The French sailor bitterly hates to leave his ship. He is almost as attached to it as the average Frenchman is attached to his native land. No French sailor willingly serves on a foreign ship. The crews of other nations are made up of men from every corner of the world, from Chittagong and Malacca to Senegal and Jamaica, from Hull to Helsingfors, but no foreigner is taken on a French ship. The French sea laws are more severe than those of other nations. Desertion from a French ship is a very serious offense, while on most German ships it is punished by a mere fine of twenty marks.

The captain was painfully correct in his manner toward us. He was a tall, impressive fellow with deep voice and black beard. A man of fine education and studious mind, he was scrupulously polite, but knew how to make the hostility he felt toward us clearly and rather amusingly evident. He was our prisoner. Very well, he conceded that. But we were the enemies of his country and the destroyers of his ship. Therefore he preserved a demeanour appropriate to that attitude of mind throughout his entire voyage with us. For our part, we could not but admire him for his superb, unbending spirit.

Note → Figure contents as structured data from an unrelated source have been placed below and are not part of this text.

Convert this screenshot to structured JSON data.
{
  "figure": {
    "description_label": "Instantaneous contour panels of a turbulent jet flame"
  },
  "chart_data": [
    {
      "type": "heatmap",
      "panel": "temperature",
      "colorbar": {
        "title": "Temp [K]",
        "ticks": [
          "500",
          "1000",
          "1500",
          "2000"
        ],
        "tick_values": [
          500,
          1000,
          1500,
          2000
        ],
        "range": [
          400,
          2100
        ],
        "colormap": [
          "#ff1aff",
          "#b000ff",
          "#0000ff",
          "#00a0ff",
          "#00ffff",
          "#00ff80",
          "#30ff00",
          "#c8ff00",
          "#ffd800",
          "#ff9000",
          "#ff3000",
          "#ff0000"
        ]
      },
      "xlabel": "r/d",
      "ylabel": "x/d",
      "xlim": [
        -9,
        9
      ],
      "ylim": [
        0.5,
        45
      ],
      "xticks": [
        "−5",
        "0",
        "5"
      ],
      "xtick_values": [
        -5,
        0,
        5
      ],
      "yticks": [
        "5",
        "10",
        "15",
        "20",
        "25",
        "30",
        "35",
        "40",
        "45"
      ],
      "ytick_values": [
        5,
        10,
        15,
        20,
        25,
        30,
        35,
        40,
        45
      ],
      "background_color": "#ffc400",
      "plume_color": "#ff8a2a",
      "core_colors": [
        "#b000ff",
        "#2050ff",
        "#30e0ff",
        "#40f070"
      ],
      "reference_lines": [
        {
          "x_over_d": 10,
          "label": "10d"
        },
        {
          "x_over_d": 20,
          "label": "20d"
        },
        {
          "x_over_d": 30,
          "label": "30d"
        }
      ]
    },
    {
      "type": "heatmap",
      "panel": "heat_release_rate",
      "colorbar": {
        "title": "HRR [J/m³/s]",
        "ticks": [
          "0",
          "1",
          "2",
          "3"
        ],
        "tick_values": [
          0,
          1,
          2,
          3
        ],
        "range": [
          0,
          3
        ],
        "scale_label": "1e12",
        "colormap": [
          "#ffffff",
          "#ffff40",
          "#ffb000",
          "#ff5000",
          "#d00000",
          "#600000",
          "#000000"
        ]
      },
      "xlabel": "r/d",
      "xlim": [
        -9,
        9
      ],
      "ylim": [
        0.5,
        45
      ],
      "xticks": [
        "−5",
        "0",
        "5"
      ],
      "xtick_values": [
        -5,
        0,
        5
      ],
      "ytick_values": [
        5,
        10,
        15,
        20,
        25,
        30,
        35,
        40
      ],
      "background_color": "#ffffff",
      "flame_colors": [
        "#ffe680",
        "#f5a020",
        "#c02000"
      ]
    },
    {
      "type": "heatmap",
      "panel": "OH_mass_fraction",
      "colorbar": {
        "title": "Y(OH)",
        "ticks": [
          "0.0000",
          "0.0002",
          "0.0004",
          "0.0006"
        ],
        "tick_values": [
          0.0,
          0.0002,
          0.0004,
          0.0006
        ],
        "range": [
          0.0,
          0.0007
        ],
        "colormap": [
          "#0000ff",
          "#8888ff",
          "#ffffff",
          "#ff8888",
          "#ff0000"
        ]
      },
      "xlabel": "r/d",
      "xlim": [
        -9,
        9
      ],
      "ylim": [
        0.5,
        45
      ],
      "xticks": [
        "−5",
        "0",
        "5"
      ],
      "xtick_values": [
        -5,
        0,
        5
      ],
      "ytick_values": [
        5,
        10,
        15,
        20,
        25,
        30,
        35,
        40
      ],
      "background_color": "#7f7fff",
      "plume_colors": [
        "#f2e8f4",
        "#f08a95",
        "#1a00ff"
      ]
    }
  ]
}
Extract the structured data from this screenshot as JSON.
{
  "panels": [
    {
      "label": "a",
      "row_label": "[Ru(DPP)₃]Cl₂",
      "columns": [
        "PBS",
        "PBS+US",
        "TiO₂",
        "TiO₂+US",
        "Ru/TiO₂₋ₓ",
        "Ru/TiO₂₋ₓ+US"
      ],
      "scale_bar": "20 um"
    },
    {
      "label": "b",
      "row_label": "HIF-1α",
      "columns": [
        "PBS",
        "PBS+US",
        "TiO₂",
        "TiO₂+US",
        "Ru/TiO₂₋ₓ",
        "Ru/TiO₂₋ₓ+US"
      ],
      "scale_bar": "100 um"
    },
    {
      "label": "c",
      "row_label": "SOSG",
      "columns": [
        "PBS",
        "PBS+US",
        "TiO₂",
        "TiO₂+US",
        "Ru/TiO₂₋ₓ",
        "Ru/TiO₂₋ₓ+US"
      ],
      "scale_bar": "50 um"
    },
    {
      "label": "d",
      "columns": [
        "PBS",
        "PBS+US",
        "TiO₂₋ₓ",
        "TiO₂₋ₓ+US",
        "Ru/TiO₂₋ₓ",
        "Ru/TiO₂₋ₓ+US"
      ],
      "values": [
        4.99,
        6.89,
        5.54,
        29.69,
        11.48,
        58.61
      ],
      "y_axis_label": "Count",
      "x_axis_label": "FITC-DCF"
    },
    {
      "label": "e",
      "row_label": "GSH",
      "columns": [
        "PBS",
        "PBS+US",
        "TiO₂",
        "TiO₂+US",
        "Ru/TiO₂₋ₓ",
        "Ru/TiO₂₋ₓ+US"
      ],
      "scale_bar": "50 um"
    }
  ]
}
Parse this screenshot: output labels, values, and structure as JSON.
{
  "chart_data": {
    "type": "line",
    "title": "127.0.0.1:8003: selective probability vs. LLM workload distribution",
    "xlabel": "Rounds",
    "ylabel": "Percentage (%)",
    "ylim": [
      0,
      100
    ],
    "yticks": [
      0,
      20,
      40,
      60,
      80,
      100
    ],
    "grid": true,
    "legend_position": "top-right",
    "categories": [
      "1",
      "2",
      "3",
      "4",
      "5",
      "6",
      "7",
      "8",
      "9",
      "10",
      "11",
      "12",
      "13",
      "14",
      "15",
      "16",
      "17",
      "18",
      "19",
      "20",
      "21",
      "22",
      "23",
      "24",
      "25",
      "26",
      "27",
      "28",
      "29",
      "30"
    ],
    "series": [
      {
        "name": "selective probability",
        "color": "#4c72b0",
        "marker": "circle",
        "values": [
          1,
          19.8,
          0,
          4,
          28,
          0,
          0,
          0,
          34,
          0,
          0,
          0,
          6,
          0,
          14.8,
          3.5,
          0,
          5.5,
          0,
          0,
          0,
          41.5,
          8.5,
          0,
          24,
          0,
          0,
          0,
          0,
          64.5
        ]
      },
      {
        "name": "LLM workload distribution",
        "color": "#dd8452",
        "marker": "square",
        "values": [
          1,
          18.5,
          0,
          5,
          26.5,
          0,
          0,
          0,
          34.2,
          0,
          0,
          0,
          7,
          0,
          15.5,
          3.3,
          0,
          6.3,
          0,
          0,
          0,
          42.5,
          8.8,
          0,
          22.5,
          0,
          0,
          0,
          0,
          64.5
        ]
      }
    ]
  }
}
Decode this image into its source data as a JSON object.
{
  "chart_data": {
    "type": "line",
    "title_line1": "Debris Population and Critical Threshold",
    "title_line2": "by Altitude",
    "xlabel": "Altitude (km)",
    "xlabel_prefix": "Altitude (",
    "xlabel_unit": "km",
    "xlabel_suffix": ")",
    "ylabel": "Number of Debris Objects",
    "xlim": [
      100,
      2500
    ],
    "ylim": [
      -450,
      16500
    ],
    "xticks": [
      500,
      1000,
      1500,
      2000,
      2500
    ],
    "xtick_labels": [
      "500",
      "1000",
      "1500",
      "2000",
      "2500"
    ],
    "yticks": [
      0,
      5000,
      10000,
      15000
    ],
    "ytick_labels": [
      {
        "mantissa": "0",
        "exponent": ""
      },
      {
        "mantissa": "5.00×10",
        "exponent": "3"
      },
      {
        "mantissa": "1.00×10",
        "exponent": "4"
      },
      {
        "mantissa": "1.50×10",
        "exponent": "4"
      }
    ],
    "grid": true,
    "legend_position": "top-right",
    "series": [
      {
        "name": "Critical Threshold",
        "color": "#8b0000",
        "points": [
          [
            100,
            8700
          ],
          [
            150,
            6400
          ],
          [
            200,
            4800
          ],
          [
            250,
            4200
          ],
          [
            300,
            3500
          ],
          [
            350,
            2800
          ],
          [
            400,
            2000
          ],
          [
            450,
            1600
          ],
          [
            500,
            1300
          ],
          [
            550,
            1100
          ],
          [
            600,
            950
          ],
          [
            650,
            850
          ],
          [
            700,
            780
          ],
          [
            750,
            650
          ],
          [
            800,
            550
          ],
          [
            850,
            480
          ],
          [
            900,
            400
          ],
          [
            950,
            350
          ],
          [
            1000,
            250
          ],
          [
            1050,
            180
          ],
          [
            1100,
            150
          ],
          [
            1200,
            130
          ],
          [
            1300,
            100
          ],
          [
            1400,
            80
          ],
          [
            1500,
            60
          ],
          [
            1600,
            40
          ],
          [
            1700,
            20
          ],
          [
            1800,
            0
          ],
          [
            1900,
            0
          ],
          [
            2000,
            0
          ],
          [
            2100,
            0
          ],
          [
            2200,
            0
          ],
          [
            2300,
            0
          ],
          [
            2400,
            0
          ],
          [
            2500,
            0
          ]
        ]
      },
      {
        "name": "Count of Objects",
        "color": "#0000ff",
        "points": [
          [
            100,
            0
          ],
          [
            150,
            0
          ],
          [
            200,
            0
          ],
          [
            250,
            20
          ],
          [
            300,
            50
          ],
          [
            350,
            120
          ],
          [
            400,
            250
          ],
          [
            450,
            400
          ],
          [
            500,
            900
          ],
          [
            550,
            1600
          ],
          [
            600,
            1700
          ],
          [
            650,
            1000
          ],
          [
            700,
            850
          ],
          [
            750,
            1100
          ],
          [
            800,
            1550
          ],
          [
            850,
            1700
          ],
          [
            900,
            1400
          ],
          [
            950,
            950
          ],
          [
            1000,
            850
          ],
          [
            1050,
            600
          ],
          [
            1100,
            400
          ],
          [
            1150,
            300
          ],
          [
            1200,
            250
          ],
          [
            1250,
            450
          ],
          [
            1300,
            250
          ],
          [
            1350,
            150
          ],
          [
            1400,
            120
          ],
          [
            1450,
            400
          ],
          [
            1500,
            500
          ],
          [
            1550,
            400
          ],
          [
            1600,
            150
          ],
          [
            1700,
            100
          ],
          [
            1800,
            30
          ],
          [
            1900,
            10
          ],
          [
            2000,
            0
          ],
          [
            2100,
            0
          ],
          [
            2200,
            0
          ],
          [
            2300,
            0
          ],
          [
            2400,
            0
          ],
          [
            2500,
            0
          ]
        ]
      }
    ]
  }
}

His barque was loaded with a cargo of corn and bound for Bordeaux. Now, I don't know much music, and I don't care for this modern jazz school at all. Faust I enjoy. Give me the duet in the Garden scene, and, since I am called the "Sea Devil," I don't mind admitting a secret fondness for old Mephisto and his serenade beneath the window. Now I had to sink my favourite composer. The thought of it made me hum a phrase of Valentine's dying lament.

But the sinking of the Charles Gounod meant much more than any such superficial melancholy. One shouldn't ever have to sink a sailing ship. They are the last survivors of the golden days at sea, crueler days and finer days. Take any old salt who has sailed before the mast, and ask him. The shipyards are not building many of them any more, and the day of the schooner, the barque, the clipper, and the barquentine is fast passing. Every one that goes down to Davy Jones is a loss that will not be replaced. I have an old-time seaman's love for sailships. A steamer? Train the guns and light the fuses. I could sink a steamer and laugh as she takes her last dive. But I never did get used to sinking sailing ships, although we had to send many of them on their last voyage before our own final adventure in the South Seas.

Our bombs exploded in the hold of the Charles Gounod. She lurched like a living thing. Her tall masts trembled. The majestic ship seemed to bow her head as she nosed down into the sea. The last we saw of her was a glimpse of her tallest mast and waving from it the tricolour of France. With her departure, I somehow thought I saw the passing of the whole age of sailing ships.

Three days later, a tremendous commotion in the rigging. Six men were reporting "Sail ho!"

"Hold there," I roared, "let's have done with the argument until we've settled with the ship."